Pisticci, intestata una via a Bruno Ernesto La Padula

Gli appelli e le sollecitazioni di associazioni, studiosi e cittadini a rivedere e aggiornare la toponomastica cittadina e territoriale alla luce dei nuovi contenuti storiografici cominciano a dare i loro primi frutti. Alcuni anni or sono, a Centro Agricolo, furono intestate nuove vie e piazze ai confinati antifascisti illustri che vi soggiornarono e che poi diventarono protagonisti della Resistenza; l’ospedale di Tinchi fu dedicato ad Angelina Lo Dico e un nuovo rione al Pittore di Pisticci. Nel segno della più attuale corrente revisionista anche gli eroi del Risorgimento cominciano ad essere circondati da un alone di dubbi e sospetti. A farne le spese a Pisticci è stato il generale Enrico Cialdini, eliminato dalla toponomastica con parere unanime della giunta, in quanto, come si legge nel provvedimento, “…si distinse nel Meridione per stragi e massacri, radendo al suolo, senza pietà e scrupolo, interi paesi del Sud Italia, messi a ferro e a fuoco dalle sue truppe. Rappresenta il simbolo di quanto di peggio espresse il cosiddetto Risorgimento e per questo numerose città hanno ormai cominciato un’opera di attenta revisione storica”. In pieno centro cittadino, al posto di via Cialdini sorgerà ora via Bruno Ernesto La Padula. Il giusto tributo ad un degno figlio di Pisticci, architetto ed urbanista, conosciuto in tutto il mondo per i suoi progetti e le sue opere, a cui peraltro sono dedicate vie, piazze, istituzioni in Italia e all’estero. ma purtroppo ancora ignorato nel suo paese nativo. Ecco perché via La Padula di Pisticci colme una grave lacuna.

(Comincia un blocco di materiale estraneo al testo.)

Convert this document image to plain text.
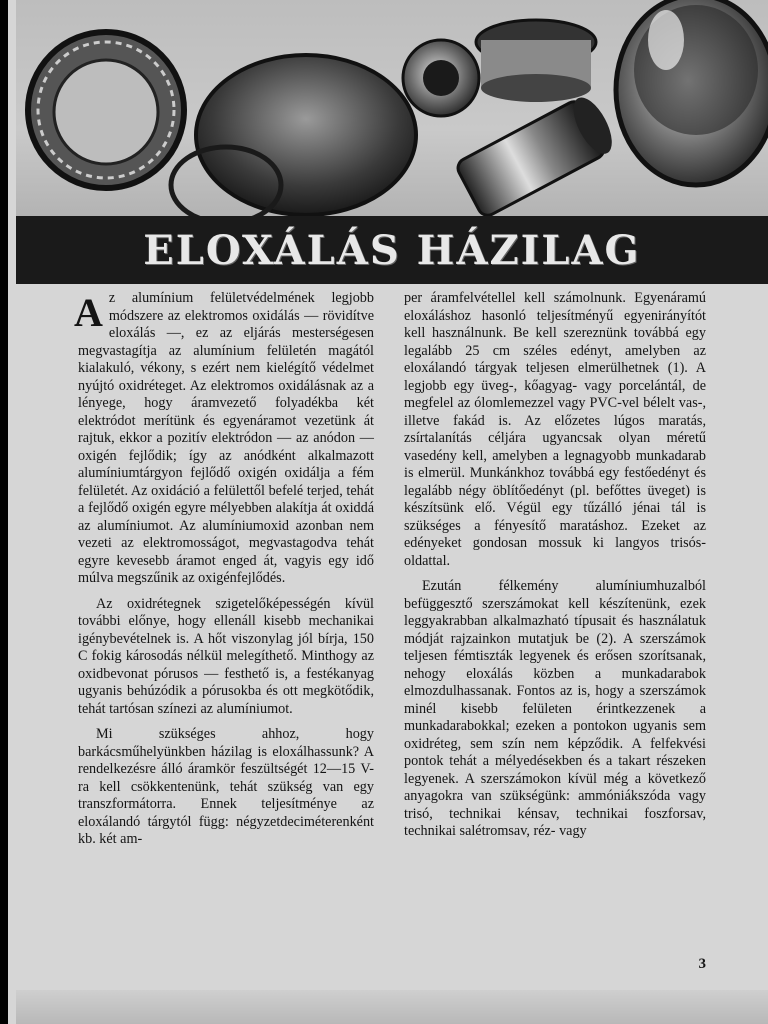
ELOXÁLÁS HÁZILAG

Az alumínium felületvédelmének legjobb módszere az elektromos oxidálás — rövidítve eloxálás —, ez az eljárás mesterségesen megvastagítja az alumínium felületén magától kialakuló, vékony, s ezért nem kielégítő védelmet nyújtó oxidréteget. Az elektromos oxidálásnak az a lényege, hogy áramvezető folyadékba két elektródot merítünk és egyenáramot vezetünk át rajtuk, ekkor a pozitív elektródon — az anódon — oxigén fejlődik; így az anódként alkalmazott alumíniumtárgyon fejlődő oxigén oxidálja a fém felületét. Az oxidáció a felülettől befelé terjed, tehát a fejlődő oxigén egyre mélyebben alakítja át oxiddá az alumíniumot. Az alumíniumoxid azonban nem vezeti az elektromosságot, megvastagodva tehát egyre kevesebb áramot enged át, vagyis egy idő múlva megszűnik az oxigénfejlődés.

Az oxidrétegnek szigetelőképességén kívül további előnye, hogy ellenáll kisebb mechanikai igénybevételnek is. A hőt viszonylag jól bírja, 150 C fokig károsodás nélkül melegíthető. Minthogy az oxidbevonat pórusos — festhető is, a festékanyag ugyanis behúzódik a pórusokba és ott megkötődik, tehát tartósan színezi az alumíniumot.

Mi szükséges ahhoz, hogy barkácsműhelyünkben házilag is eloxálhassunk? A rendelkezésre álló áramkör feszültségét 12—15 V-ra kell csökkentenünk, tehát szükség van egy transzformátorra. Ennek teljesítménye az eloxálandó tárgytól függ: négyzetdeciméterenként kb. két am-

per áramfelvétellel kell számolnunk. Egyenáramú eloxáláshoz hasonló teljesítményű egyenirányítót kell használnunk. Be kell szereznünk továbbá egy legalább 25 cm széles edényt, amelyben az eloxálandó tárgyak teljesen elmerülhetnek (1). A legjobb egy üveg-, kőagyag- vagy porcelántál, de megfelel az ólomlemezzel vagy PVC-vel bélelt vas-, illetve fakád is. Az előzetes lúgos maratás, zsírtalanítás céljára ugyancsak olyan méretű vasedény kell, amelyben a legnagyobb munkadarab is elmerül. Munkánkhoz továbbá egy festőedényt és legalább négy öblítőedényt (pl. befőttes üveget) is készítsünk elő. Végül egy tűzálló jénai tál is szükséges a fényesítő maratáshoz. Ezeket az edényeket gondosan mossuk ki langyos trisós-oldattal.

Ezután félkemény alumíniumhuzalból befüggesztő szerszámokat kell készítenünk, ezek leggyakrabban alkalmazható típusait és használatuk módját rajzainkon mutatjuk be (2). A szerszámok teljesen fémtiszták legyenek és erősen szorítsanak, nehogy eloxálás közben a munkadarabok elmozdulhassanak. Fontos az is, hogy a szerszámok minél kisebb felületen érintkezzenek a munkadarabokkal; ezeken a pontokon ugyanis sem oxidréteg, sem szín nem képződik. A felfekvési pontok tehát a mélyedésekben és a takart részeken legyenek. A szerszámokon kívül még a következő anyagokra van szükségünk: ammóniákszóda vagy trisó, technikai kénsav, technikai foszforsav, technikai salétromsav, réz- vagy

3
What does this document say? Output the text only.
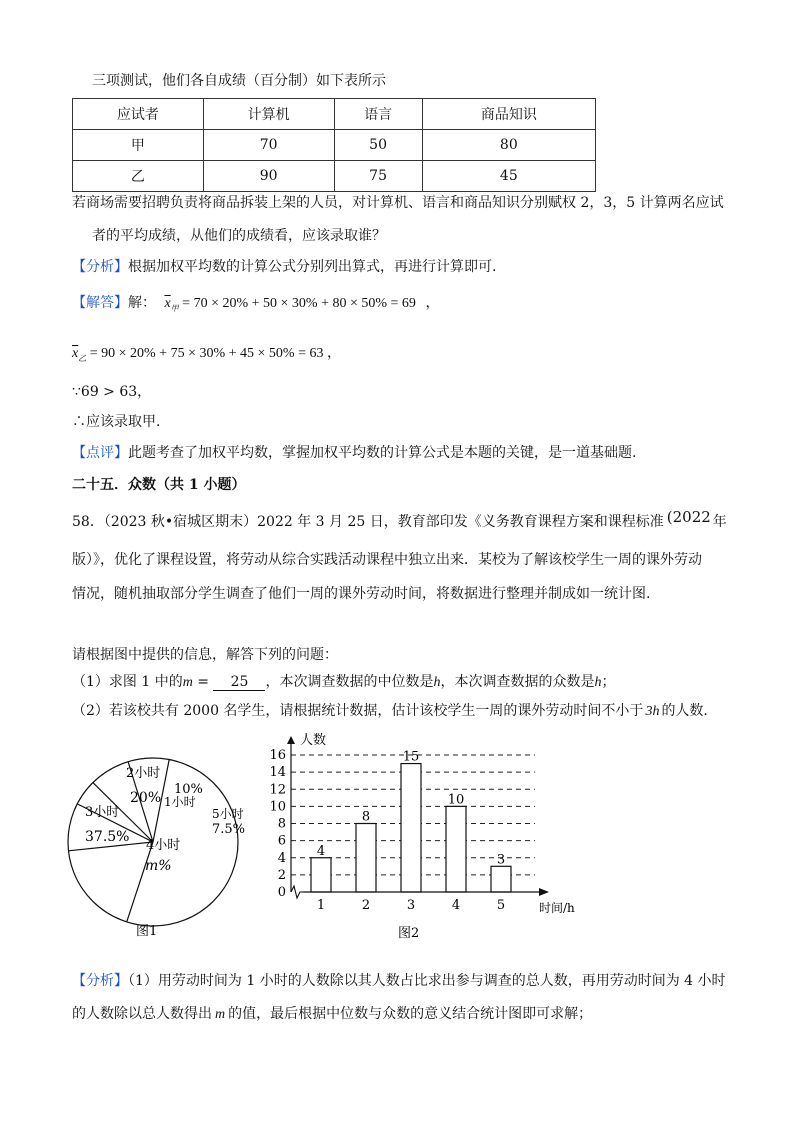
三项测试，他们各自成绩（百分制）如下表所示
应试者	计算机	语言	商品知识
甲	70	50	80
乙	90	75	45
若商场需要招聘负责将商品拆装上架的人员，对计算机、语言和商品知识分别赋权 2，3，5 计算两名应试
者的平均成绩，从他们的成绩看，应该录取谁？
【分析】根据加权平均数的计算公式分别列出算式，再进行计算即可.
【解答】解： $\overline{x}_甲 = 70 \times 20\% + 50 \times 30\% + 80 \times 50\% = 69$ ，
$\overline{x}_乙 = 90 \times 20\% + 75 \times 30\% + 45 \times 50\% = 63$ ，
∵69 > 63，
∴应该录取甲.
【点评】此题考查了加权平均数，掌握加权平均数的计算公式是本题的关键，是一道基础题.
二十五．众数（共 1 小题）
58．（2023 秋•宿城区期末）2022 年 3 月 25 日，教育部印发《义务教育课程方案和课程标准 (2022 年
版）》，优化了课程设置，将劳动从综合实践活动课程中独立出来．某校为了解该校学生一周的课外劳动
情况，随机抽取部分学生调查了他们一周的课外劳动时间，将数据进行整理并制成如一统计图.
请根据图中提供的信息，解答下列的问题：
（1）求图 1 中的m = 25 ，本次调查数据的中位数是h，本次调查数据的众数是h；
（2）若该校共有 2000 名学生，请根据统计数据，估计该校学生一周的课外劳动时间不小于 3h 的人数.
2小时
20%
10%
1小时
5小时
7.5%
4小时
m%
3小时
37.5%
图1
4
8
15
10
3
0
2
4
6
8
10
12
14
16
1	2	3	4	5
人数
时间/h
图2
【分析】（1）用劳动时间为 1 小时的人数除以其人数占比求出参与调查的总人数，再用劳动时间为 4 小时
的人数除以总人数得出 m 的值，最后根据中位数与众数的意义结合统计图即可求解；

Dopo la maturità scientifica a Melfi, La Padula conseguì la laurea in Architettura a Roma nel 1931 discutendo una tesi su “la Casa del Fascio” di Taranto. Nel suo paese, Pisticci, progettò molti edifici e la Chiesa di S. Rocco. Il suo nome è legato al Palazzo della Civiltà dell’Eur a Roma, detto il Colosseo Quadrato. Dopo la guerra si trasferì in Argentina dove intraprese sia la professione libera che quella di docente universitario. Oltre a La Padula, sono molti altri gli intellettuali ed i cittadini illustri di Pisticci in lista d’ attesa. E tra questi, Pietro da Pisticci, vescovo di Anglona; P. Antonio De Vena, missionario in Siria; Giulio Sanseverino (Pomponio Leto), fondatore dell’Accademia di Roma; il giurista Giovanni Maria Novario; don Bernardino Macqueda y Cardenas, feudatario e benefattore; Concetto Valente, fondatore del Museo di Potenza.